1. Bus and Network Integration
Factory automation built on industrial LAN technologies has progressed substantially. To integrate with this trend, electric actuators should provide standard serial communication interfaces (for example, RS-232 or RS-422) and dedicated fieldbus interfaces so multiple actuators can be connected to a host computer via a single cable or fiber. Fieldbus provides a serial, digital, multipoint data bus between field devices/instruments and control-room systems, enabling remote monitoring of status, faults, and parameters, and supporting remote parameterization. Widely used fieldbuses include PROFIBUS, Foundation Fieldbus (FF), HART, and CAN. Intelligent electric actuators with fieldbus interfaces are common internationally, and China has also developed some intelligent actuators with fieldbus interfaces.
2. Digitalization and Intelligence
Intelligence is a prevailing trend for industrial control equipment. Low-cost microcontrollers and high-speed microprocessors will replace analog-dominated control units, enabling fully digital control. Digital control converts hardware control into software control, allowing advanced control algorithms (such as optimal control, fuzzy control, neural networks) to improve performance. Since many actuator parameters change during operation, techniques such as gain scheduling and model-identification-based adaptive control can significantly improve performance. Intelligent electric actuators with simple wiring, strong functionality, and high reliability will continue expanding their application scope relative to pneumatic and hydraulic actuators.

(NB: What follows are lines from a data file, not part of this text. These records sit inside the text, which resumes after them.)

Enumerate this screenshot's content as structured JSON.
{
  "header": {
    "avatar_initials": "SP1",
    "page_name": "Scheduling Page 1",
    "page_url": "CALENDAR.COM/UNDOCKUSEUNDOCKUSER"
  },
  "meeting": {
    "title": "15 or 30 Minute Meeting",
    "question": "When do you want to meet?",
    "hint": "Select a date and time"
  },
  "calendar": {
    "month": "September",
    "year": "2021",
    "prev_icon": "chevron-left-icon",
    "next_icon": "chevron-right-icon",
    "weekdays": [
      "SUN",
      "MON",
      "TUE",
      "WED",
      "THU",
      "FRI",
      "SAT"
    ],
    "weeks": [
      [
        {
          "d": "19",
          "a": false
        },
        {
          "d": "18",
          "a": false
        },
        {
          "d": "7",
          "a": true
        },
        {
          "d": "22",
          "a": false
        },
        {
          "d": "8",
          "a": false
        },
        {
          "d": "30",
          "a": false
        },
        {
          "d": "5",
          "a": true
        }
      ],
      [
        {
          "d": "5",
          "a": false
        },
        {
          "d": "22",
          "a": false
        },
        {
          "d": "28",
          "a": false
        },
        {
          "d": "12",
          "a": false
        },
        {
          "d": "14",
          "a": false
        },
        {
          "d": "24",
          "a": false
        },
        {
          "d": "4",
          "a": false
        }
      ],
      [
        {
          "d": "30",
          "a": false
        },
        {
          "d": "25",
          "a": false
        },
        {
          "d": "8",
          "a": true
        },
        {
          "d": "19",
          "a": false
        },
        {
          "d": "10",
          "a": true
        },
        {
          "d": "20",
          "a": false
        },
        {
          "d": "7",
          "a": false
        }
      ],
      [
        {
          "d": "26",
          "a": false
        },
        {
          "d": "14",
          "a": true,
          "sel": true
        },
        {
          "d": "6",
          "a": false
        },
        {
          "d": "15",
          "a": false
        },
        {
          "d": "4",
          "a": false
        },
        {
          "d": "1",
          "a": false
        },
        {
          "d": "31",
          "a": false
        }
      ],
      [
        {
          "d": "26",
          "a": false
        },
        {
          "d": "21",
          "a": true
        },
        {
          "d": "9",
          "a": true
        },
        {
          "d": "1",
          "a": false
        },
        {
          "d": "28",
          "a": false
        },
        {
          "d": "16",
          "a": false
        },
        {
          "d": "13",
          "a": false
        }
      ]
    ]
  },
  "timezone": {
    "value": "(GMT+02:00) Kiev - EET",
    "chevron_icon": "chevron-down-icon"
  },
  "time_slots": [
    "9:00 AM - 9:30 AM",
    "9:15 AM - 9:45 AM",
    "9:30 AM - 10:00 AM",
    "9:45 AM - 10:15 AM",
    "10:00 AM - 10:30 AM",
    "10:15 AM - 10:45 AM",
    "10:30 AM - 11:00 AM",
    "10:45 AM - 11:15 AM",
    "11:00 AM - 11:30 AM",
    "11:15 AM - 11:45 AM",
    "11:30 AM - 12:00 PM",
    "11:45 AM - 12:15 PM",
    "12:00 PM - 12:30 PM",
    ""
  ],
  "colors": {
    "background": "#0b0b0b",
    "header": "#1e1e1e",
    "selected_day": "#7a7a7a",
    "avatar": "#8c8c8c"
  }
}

3. Miniaturization and Mechatronics
Highly integrated power electronics, microcontrollers, and multifunction modules are driving smaller, lighter actuator designs. Typical intelligent electric actuators now integrate the entire control loop within a field instrument, combining servo motor and controller in one unit. This integration simplifies installation and commissioning and reduces signal leakage and interference, improving system reliability.
Internationally, electric actuators are evolving rapidly toward smaller, integrated, digital, intelligent, and networked designs. There remains a gap in product variety, control precision, process maturity, reliability, intelligence, and networking compared with leading international products; high-performance actuators with independent intellectual property are relatively scarce in the Chinese market.